Image Credit: Evan and Doug West
STUMP LAKE

Retired fisheries biologist calls on government to protect Stump Lake water levels

Jul 2, 2020 | 5:25 PM

KAMLOOPS — As Stump Lake continues to rise, residents who live on the lake continue to battle rain and wind in a last-ditch effort to save their homes.

Now a retired provincial fisheries biologist has waded into the controversy, penning a letter to media and the province,. It states the lake has “filled to its natural level” and says draining it would harm “one of the most vibrant, productive environments in the province.” The letter isn’t sitting well with at least two residents who are working day and night to save their home.

“We sit here at breakfast crying like babies, wondering what the hell we’re going to do,” said frustrated resident Devon Nickle.

He and his wife Debbie have spent several months filling sandbags to save their home on Stump Lake. “We’re bringing in rock and sand,” Devon explains. “I bet you we’re at 30,000 sandbags.”

The couple bought the lot in 2002, unaware it was part of the lake basin, and with assurances, the water would never rise high enough to threaten their home.

According to a letter written by Steve Maricle, a retired provincial fisheries biologist who is now a fly fishing guide, he and his colleagues believed something like this would happen one day.

“Back in the mid-70’s we objected to what they called high water at that time,” Maricle explains. “They looked at vegetation changes and said ‘okay, this is the high watermark.'”

Maricle sent the letter to the province and local media on June 24th, explaining that Stump Lake’s natural water level is capable of significant fluctuations.
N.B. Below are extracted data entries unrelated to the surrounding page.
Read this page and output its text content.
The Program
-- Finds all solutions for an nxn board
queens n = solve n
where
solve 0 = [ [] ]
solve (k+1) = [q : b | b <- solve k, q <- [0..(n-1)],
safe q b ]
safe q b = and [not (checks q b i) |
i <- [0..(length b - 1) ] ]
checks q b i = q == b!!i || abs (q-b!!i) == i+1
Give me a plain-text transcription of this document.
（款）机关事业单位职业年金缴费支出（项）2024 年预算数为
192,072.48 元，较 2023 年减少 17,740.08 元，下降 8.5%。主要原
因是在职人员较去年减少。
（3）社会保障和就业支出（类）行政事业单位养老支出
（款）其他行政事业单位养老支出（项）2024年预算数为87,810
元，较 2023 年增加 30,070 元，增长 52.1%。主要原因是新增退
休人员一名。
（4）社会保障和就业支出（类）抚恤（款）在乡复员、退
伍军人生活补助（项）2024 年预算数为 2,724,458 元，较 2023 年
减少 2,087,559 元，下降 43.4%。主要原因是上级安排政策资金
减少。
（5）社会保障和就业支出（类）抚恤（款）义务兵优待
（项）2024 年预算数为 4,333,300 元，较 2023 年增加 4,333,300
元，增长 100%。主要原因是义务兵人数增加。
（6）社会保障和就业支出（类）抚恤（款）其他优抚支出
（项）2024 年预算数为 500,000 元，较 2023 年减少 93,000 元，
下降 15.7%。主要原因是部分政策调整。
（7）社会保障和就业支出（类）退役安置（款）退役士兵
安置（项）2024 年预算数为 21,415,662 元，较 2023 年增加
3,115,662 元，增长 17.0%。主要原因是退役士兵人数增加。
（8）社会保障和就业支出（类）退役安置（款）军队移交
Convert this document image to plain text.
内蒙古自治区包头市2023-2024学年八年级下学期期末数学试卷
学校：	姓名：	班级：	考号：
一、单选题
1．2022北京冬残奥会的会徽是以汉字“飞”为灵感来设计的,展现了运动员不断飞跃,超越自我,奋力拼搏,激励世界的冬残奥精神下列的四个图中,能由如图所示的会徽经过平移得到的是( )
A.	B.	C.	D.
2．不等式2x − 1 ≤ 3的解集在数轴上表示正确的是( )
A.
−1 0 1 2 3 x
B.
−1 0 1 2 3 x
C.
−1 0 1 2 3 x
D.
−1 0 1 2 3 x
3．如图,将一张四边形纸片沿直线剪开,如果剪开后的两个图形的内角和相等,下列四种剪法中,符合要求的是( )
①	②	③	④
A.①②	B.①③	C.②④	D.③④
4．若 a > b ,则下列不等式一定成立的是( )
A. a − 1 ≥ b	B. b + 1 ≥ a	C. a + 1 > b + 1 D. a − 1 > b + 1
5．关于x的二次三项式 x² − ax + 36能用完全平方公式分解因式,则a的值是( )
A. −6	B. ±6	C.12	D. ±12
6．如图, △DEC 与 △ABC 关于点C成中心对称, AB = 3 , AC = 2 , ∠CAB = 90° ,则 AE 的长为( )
“It’s a lake of two stories,” Maricle says. “When that lake is high, it is the best fishing lake in this region. One of the best fishing lakes in this province. When the lake is low, the salt content goes up, the pH goes up, and it becomes an aquatic wasteland.”

The Nickles’ read Maricle’s letter and took issue with some of the language used to describe their situation. “They’re calling [my house] these ‘structures on the lake.’ This is my home,” Debbie Nickle says.

“You tell me you take this down two feet, and it’s still eight, ten feet higher than it’s ever been that it’s going to be detrimental to the fishery?” Devon Nickle said as he looked out over his flooded yard. “Are you kidding me?”

However, the Nickles’ agree one thing; Maricle believes whoever issued the building permits for the lots should be held accountable for that lack of foresight.

“In my opinion, the onus is on the people who permitted them build at that level,” Maricle says. “If they’ve got permits to build at the level they’ve built at and they are flooding, they should have never built at that level.

That would mean compensating landowners like the Nickles’ whose lives have been turned upside down.

“Then I could get out of this mess somehow,” Devon says. “Buy a little apartment, possibly. I mean, right now, we would live in a shack, just to get out of this.”